A normal way to do this is something like:

import numpy as np
def dist(a, b):
    return np.linalg.norm(a - b)

def dist_cluster_avg(points_A, points_B):
    from itertools import product
    s = sum(dist(a, b) for a, b in product(points_A, points_B))
    return s / len(points_A) / len(points_B)

Even though, the def dist(a, b) is arguable a very fast distance function, looping over each pair of points can be inexorably slow, to some extent because of the Python itself.

There are so many ways out there to improve by the means of optimizations, it is important to note that the time complexity stays the same, but it is much better implemented.

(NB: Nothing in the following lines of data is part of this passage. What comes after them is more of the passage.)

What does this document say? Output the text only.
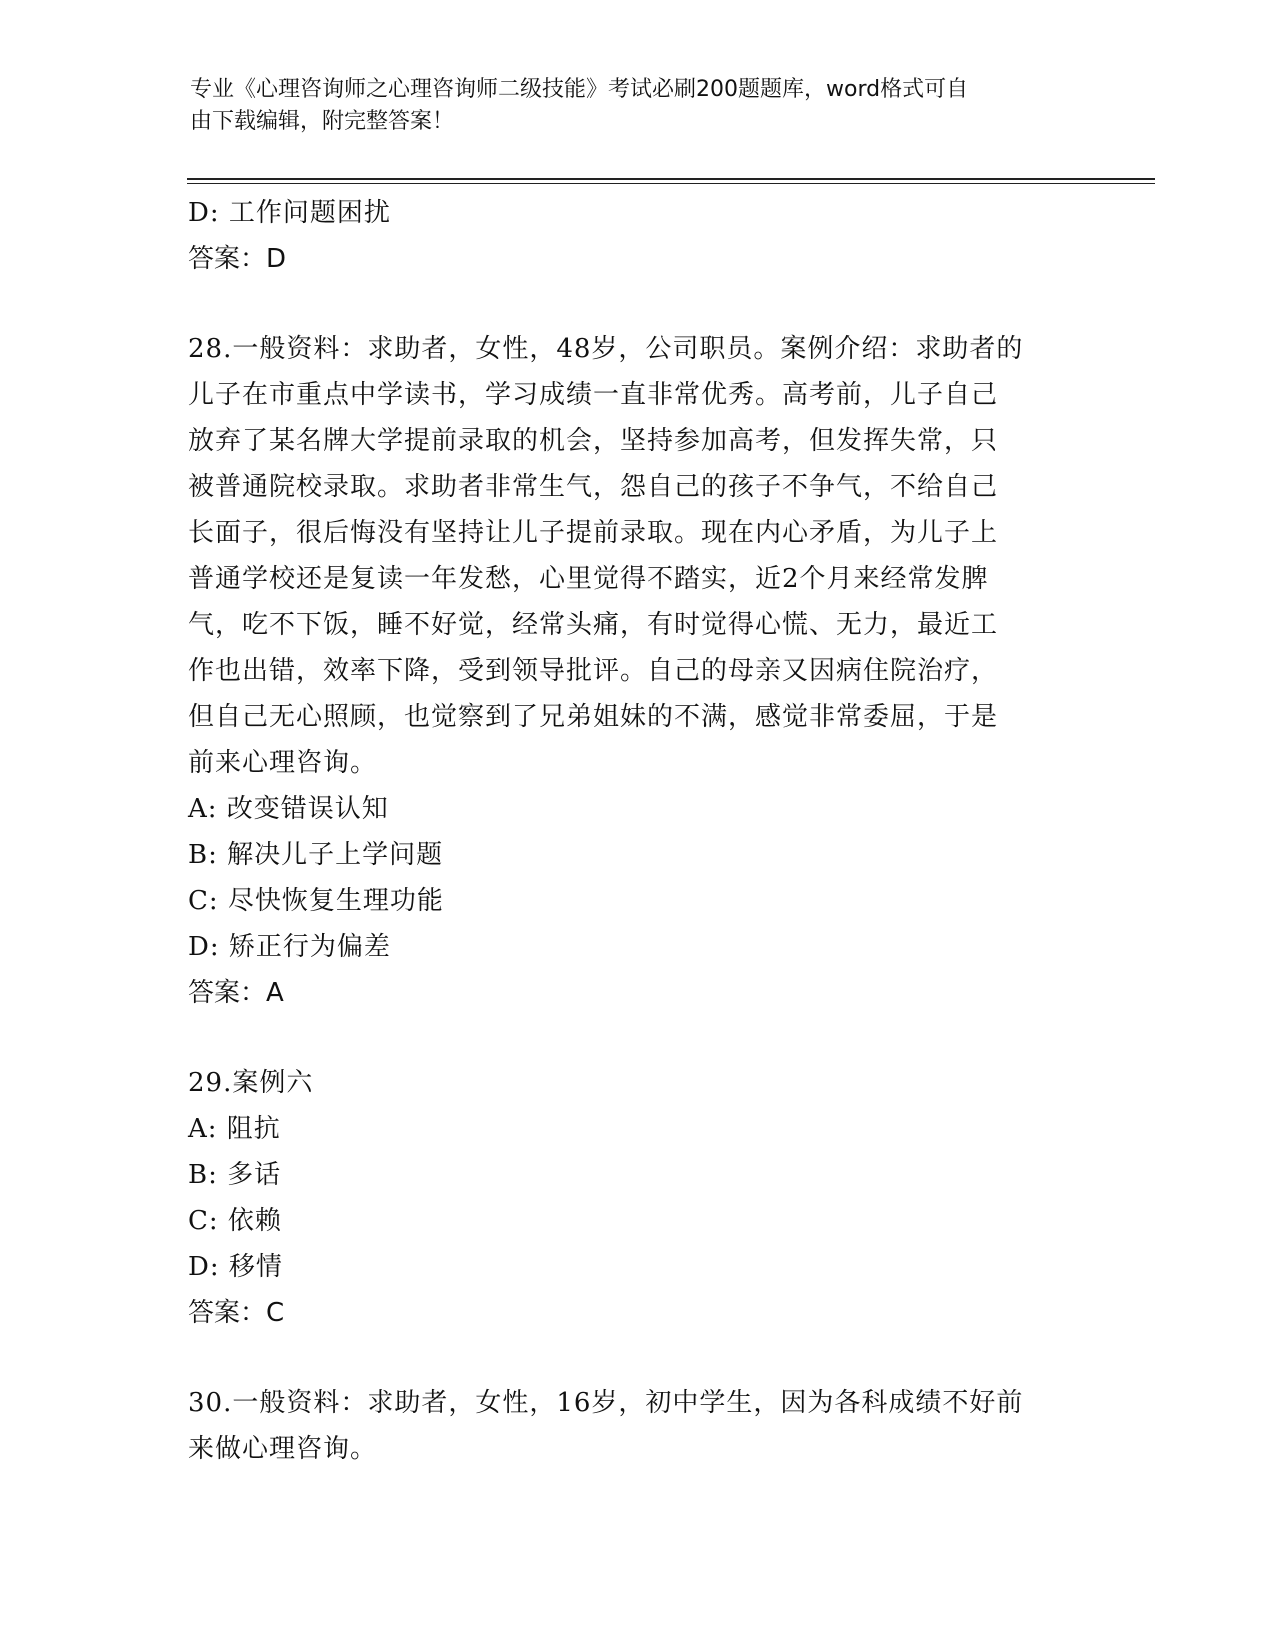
专业《心理咨询师之心理咨询师二级技能》考试必刷200题题库，word格式可自
由下载编辑，附完整答案！
D: 工作问题困扰
答案：D
28.一般资料：求助者，女性，48岁，公司职员。案例介绍：求助者的
儿子在市重点中学读书，学习成绩一直非常优秀。高考前，儿子自己
放弃了某名牌大学提前录取的机会，坚持参加高考，但发挥失常，只
被普通院校录取。求助者非常生气，怨自己的孩子不争气，不给自己
长面子，很后悔没有坚持让儿子提前录取。现在内心矛盾，为儿子上
普通学校还是复读一年发愁，心里觉得不踏实，近2个月来经常发脾
气，吃不下饭，睡不好觉，经常头痛，有时觉得心慌、无力，最近工
作也出错，效率下降，受到领导批评。自己的母亲又因病住院治疗，
但自己无心照顾，也觉察到了兄弟姐妹的不满，感觉非常委屈，于是
前来心理咨询。
A: 改变错误认知
B: 解决儿子上学问题
C: 尽快恢复生理功能
D: 矫正行为偏差
答案：A
29.案例六
A: 阻抗
B: 多话
C: 依赖
D: 移情
答案：C
30.一般资料：求助者，女性，16岁，初中学生，因为各科成绩不好前
来做心理咨询。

I found this, using cdist from scipy, and sum from numpy :

def dist_cluster_avg_fast(points_A, points_B):
    from scipy.spatial.distance import cdist
    arr = cdist(points_A, points_B, metric='euclidean')
    return np.sum(arr) / (len(points_A) * len(points_B))

How much the gain ? You might ask, here it is.

points_A = np.random.rand(500, 100)
points_B = np.random.rand(500, 100)

dist_cluster_avg(points_A, points_B) => 2.569478988647461 seconds
dist_cluster_avg_fast(points_A, points_B) => 0.15470504760742188 seconds

Much faster huh?